Ya her başbakan karşımıza bizim için en iyisi olduğuna inandığı beslenme listeleri ile gelir,mutfak düzenimizi altüst etmeye kalkarsa?
Neden olmasın, halkını en çok seven, işini en iyi yapandır diyenlerden çekmedik mi ne çektiysek.
Ben, dile dolanan halk sevgisinden korkarım.
Hele de ceket ceplerinden aniden çıkan eski mektuplara, dünya alem önünde gözyaşı dökülmesini hiç sevmem.
Hiçbir şey yapmadan bir şeyler yapılıyormuş izlenimi vermede kullanılan bir yöntemdir ki sadece anlamayan hak eder.
MISIR DA HATIRLATTI
Meyveden içkiye fanteziler arasında gündemdeki gerçekler yine geri plana düşüyor. Suriye Devlet Başkanı Beşar Esad’dan sonra şimdi de Mısır da Türkiye’nin İsrail ile ilişkilerinin düzelmesi gerektiğini söyledi.
Cumhurbaşkanı Abdullah Gül’ün ziyareti sırasında düzenlenen basın toplantısında Hüsnü Mübarek’in sözcüsü Süleyman Awwad, “Türkiye bölgede üzerine düşen rolü yeniden oynamak istiyorsa İsrail ile arasındaki sorunlu ilişkiler buna yardımcı olmaz” dedi.

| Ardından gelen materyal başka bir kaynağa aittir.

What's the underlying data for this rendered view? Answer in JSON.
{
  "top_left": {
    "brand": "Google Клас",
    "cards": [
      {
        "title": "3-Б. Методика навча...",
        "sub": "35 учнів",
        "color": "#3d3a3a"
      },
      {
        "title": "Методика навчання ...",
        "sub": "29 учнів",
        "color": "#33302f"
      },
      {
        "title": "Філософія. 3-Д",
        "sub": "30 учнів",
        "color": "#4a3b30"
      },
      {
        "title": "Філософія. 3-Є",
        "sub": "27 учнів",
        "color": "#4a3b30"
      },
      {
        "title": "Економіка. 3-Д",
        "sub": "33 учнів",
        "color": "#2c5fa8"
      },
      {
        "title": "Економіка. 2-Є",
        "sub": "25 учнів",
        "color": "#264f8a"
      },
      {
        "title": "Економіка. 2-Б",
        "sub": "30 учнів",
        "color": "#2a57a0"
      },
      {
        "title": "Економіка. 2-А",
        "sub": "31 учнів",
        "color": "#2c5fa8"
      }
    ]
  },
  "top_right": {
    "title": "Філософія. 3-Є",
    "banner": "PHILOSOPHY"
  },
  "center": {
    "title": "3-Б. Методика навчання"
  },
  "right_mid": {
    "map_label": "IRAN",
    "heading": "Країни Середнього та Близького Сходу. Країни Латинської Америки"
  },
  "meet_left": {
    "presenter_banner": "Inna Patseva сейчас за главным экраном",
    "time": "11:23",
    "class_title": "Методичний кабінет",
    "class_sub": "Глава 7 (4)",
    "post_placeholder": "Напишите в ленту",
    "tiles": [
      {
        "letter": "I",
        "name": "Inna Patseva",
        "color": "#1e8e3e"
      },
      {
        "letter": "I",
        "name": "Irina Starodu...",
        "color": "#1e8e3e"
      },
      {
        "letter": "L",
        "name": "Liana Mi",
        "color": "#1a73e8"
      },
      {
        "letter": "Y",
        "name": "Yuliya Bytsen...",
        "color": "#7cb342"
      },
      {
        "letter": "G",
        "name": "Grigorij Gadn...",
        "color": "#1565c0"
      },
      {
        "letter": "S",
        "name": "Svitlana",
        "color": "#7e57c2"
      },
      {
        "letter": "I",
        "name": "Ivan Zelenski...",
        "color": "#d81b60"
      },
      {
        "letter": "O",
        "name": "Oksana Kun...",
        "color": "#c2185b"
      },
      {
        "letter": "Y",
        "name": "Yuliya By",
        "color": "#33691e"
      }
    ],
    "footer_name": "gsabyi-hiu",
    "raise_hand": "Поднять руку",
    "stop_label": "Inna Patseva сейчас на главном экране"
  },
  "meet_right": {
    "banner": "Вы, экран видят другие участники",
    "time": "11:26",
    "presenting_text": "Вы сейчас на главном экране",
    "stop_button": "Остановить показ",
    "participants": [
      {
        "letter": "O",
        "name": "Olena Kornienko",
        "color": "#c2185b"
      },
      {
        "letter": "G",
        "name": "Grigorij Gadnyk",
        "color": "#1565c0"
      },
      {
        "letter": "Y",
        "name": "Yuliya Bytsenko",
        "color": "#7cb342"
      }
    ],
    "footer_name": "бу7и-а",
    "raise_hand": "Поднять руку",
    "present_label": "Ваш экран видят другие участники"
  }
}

Awwad, İsrailli bakan Ben Eliezer ile Dışişleri Bakanı Ahmet Davutoğlu arasındaki görüşmeden sonra her iki tarafın da gerilimi kontrol altında tutabilmek için çeşitli kanallardan çalıştıklarını söyledi. Awwad’ın altını çizdiği bir konu da önemliydi.
O da Mısır’ın bölgede oynadığı liderlik rolüne Türkiye’nin dün olduğu gibi yarın da katkıda bulunacağıydı.
Ama İsrail ile ilişkilerde yaşanan sorun bu durumu engelliyor.
İç politikaya yönelik fiyakalı nutuklar fırsat vermiyor ama Türkiye ile İsrail arasında bazı gelişmeler olduğu görülüyor.
Örneğin, iki gün önce İsrail, gösterilerden uzak durulması ve yerel halk ile siyasi sohbetlere girilmemesi koşuluyla, 31 Mayıs’ta getirilen Türkiye’ye seyahat yasağını kaldırdı.
Dört tane İsrail yapımı Heron’un eylül ayında tesliminde de bir aksama olmayacağı anlaşılıyor.
İÇ POLİTİKA SÜRÜKLÜYOR
EYLÜL ayında Türkiye BM Güvenlik Konseyi’nin dönüşümlü başkanlığını üstlenecek. İsrail’den beklenen özür borcu ve Mavi Marmara’da öldürülen Türklerin ailelerine tazminat talepleri karşılanır mı karşılanmaz henüz belli değil. Ama Türkiye’nin başkanlığında Gazze olaylarını kınayan Goldstone raporunun BM Güvenlik Konseyi’ne gelmesi olasılığı büyük.